Your kindness and willingness to share are legendary here at TFL.  Please do keep us informed. 

Susan from San Diego

AnnieT's picture

So happy to join the chorus of well wishers, Mark. Here's to continued success and happiness in your bakery. Wish I was a few years younger to come and lend a hand, A

Rosalie's picture

I'm glad you took the time to check in with us on your first anniversary.  With your talent and hard work, there was no question about your success.  Best rye around?  No doubt.  Congratulations.


hansjoakim's picture

Thank you for sharing photos and stories from your first year! I wish I can zip over there and try your breads and pastries sometime in the future. I'm here if you feel like opening a Euro branch, you know...

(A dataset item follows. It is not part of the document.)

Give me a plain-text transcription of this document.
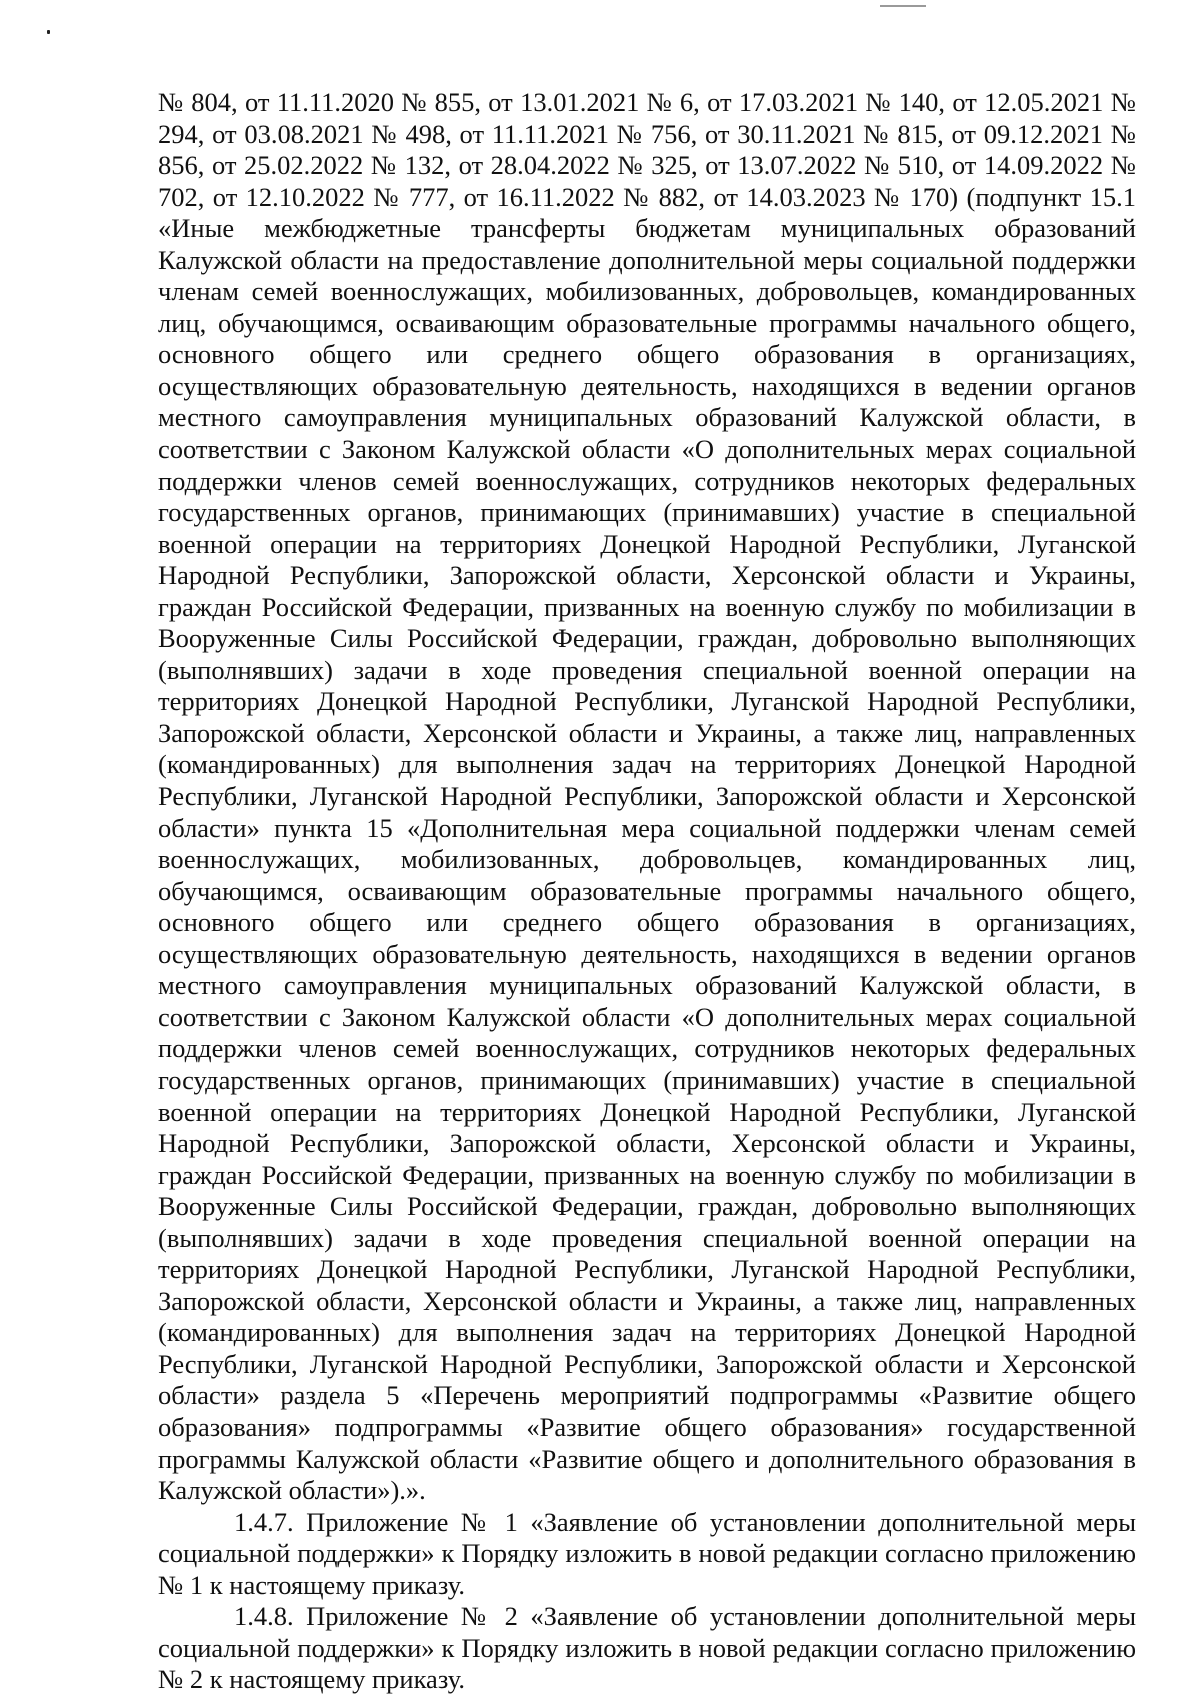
№ 804, от 11.11.2020 № 855, от 13.01.2021 № 6, от 17.03.2021 № 140, от 12.05.2021 № 294, от 03.08.2021 № 498, от 11.11.2021 № 756, от 30.11.2021 № 815, от 09.12.2021 № 856, от 25.02.2022 № 132, от 28.04.2022 № 325, от 13.07.2022 № 510, от 14.09.2022 № 702, от 12.10.2022 № 777, от 16.11.2022 № 882, от 14.03.2023 № 170) (подпункт 15.1 «Иные межбюджетные трансферты бюджетам муниципальных образований Калужской области на предоставление дополнительной меры социальной поддержки членам семей военнослужащих, мобилизованных, добровольцев, командированных лиц, обучающимся, осваивающим образовательные программы начального общего, основного общего или среднего общего образования в организациях, осуществляющих образовательную деятельность, находящихся в ведении органов местного самоуправления муниципальных образований Калужской области, в соответствии с Законом Калужской области «О дополнительных мерах социальной поддержки членов семей военнослужащих, сотрудников некоторых федеральных государственных органов, принимающих (принимавших) участие в специальной военной операции на территориях Донецкой Народной Республики, Луганской Народной Республики, Запорожской области, Херсонской области и Украины, граждан Российской Федерации, призванных на военную службу по мобилизации в Вооруженные Силы Российской Федерации, граждан, добровольно выполняющих (выполнявших) задачи в ходе проведения специальной военной операции на территориях Донецкой Народной Республики, Луганской Народной Республики, Запорожской области, Херсонской области и Украины, а также лиц, направленных (командированных) для выполнения задач на территориях Донецкой Народной Республики, Луганской Народной Республики, Запорожской области и Херсонской области» пункта 15 «Дополнительная мера социальной поддержки членам семей военнослужащих, мобилизованных, добровольцев, командированных лиц, обучающимся, осваивающим образовательные программы начального общего, основного общего или среднего общего образования в организациях, осуществляющих образовательную деятельность, находящихся в ведении органов местного самоуправления муниципальных образований Калужской области, в соответствии с Законом Калужской области «О дополнительных мерах социальной поддержки членов семей военнослужащих, сотрудников некоторых федеральных государственных органов, принимающих (принимавших) участие в специальной военной операции на территориях Донецкой Народной Республики, Луганской Народной Республики, Запорожской области, Херсонской области и Украины, граждан Российской Федерации, призванных на военную службу по мобилизации в Вооруженные Силы Российской Федерации, граждан, добровольно выполняющих (выполнявших) задачи в ходе проведения специальной военной операции на территориях Донецкой Народной Республики, Луганской Народной Республики, Запорожской области, Херсонской области и Украины, а также лиц, направленных (командированных) для выполнения задач на территориях Донецкой Народной Республики, Луганской Народной Республики, Запорожской области и Херсонской области» раздела 5 «Перечень мероприятий подпрограммы «Развитие общего образования» подпрограммы «Развитие общего образования» государственной программы Калужской области «Развитие общего и дополнительного образования в Калужской области»).».

1.4.7. Приложение № 1 «Заявление об установлении дополнительной меры социальной поддержки» к Порядку изложить в новой редакции согласно приложению № 1 к настоящему приказу.

1.4.8. Приложение № 2 «Заявление об установлении дополнительной меры социальной поддержки» к Порядку изложить в новой редакции согласно приложению № 2 к настоящему приказу.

You got a cool mom, Mark :)

I was wondering about the range of baked goods you offer. Could you perhaps shed some light on how you put the range together in the first place, and does the popularity of the various loaves and pastry items match your initial predictions? Are there any loaves that have been phased out or are new variations on the way in?

mcs's picture

This may be hard to read, but it'll tell you what the range is for our farmers' markets.  I'll decipher it a little bit.  You have two worksheets, one is for the first farmers' market of the season in April, the second one is for this past Saturday.
I had no idea what to expect on the first market, so we baked 3 types of bread:
6 - RW (rustic white)
6- MG (multigrain)
6- Rye
below that, we had
24- mini stickybuns
36 HCB (hot cross buns)
then in descending order: croissants, Apfelstrudel, baguettes, Sals (mini baguettes), cheese danish, ham and cheese croissants (made like a standard pain au chocolat)
Designated on the right of some of them is the 'number left' or those we didn't sell


On the right is the worksheet from this past Saturday.  Some of the abbreviations you'll recognize with additional items (in decending order) like Olive (Kalamata bread), PSB (Portuguese Sweet Bread rolls - 9 dozen, or 21 pounds), Choc (similar to pain au chocolat,but shaped differently), regular stickybuns, palmiers, bear claws, cherry and raspberry turnovers.  We sold everything and note the time on some items when they sold out (market started at 9:00).
If you saw the worksheets in between, you'd see a progression that makes it very obvious as to the popularity of items over time.  Of course since it's such a small sample size, the data can be skewed by 'big spenders', but that can be noted also. 
When something doesn't sell like I think it should, I might adjust the size or change the shape (pastries) so I can change the price too.  Some items I deliberately under-price to get people interested, and some items I make small that way a parent won't feel bad spending $.50 on a 'mini-palmier' for their 5 year old.  I've had lots of variations on the sweet stuff in this manner. 
As for bread, I've had basically the same choices all along, but sometimes I vary the quantity to change it up a bit.  That said, I am introducing the hippie bread this week for people who like the heavier types of bread.  Since the material cost of that bread is high, I'll start with just 6 or 8, then add more if people like it.
Hope that answers your questions.


audra36274's picture

  you have accomplished. Good luck in the coming years with the bakery as well as your family. Rock on friend.


mcs's picture

I appreciate the compliments and kind words.  Now I think it's either time to get back to work or go to sleep.  Probably back to work. 


AprilSky's picture

Hi, Mark:

Congratulations on the anniversary of your bakery! I haven't done anything about baking in the last two weeks. The typhoon damaged the mountain areas very seriously. Thousands of people suffered losing their families and homes. My family are OK, but i've been feeling sorry for the people and the disaster that might take years to recover. If I show up again with some breads that could mean I feel better ^^



mcs's picture

I'm sorry to hear about that, and I hope you can do what is necessary to help people there recover.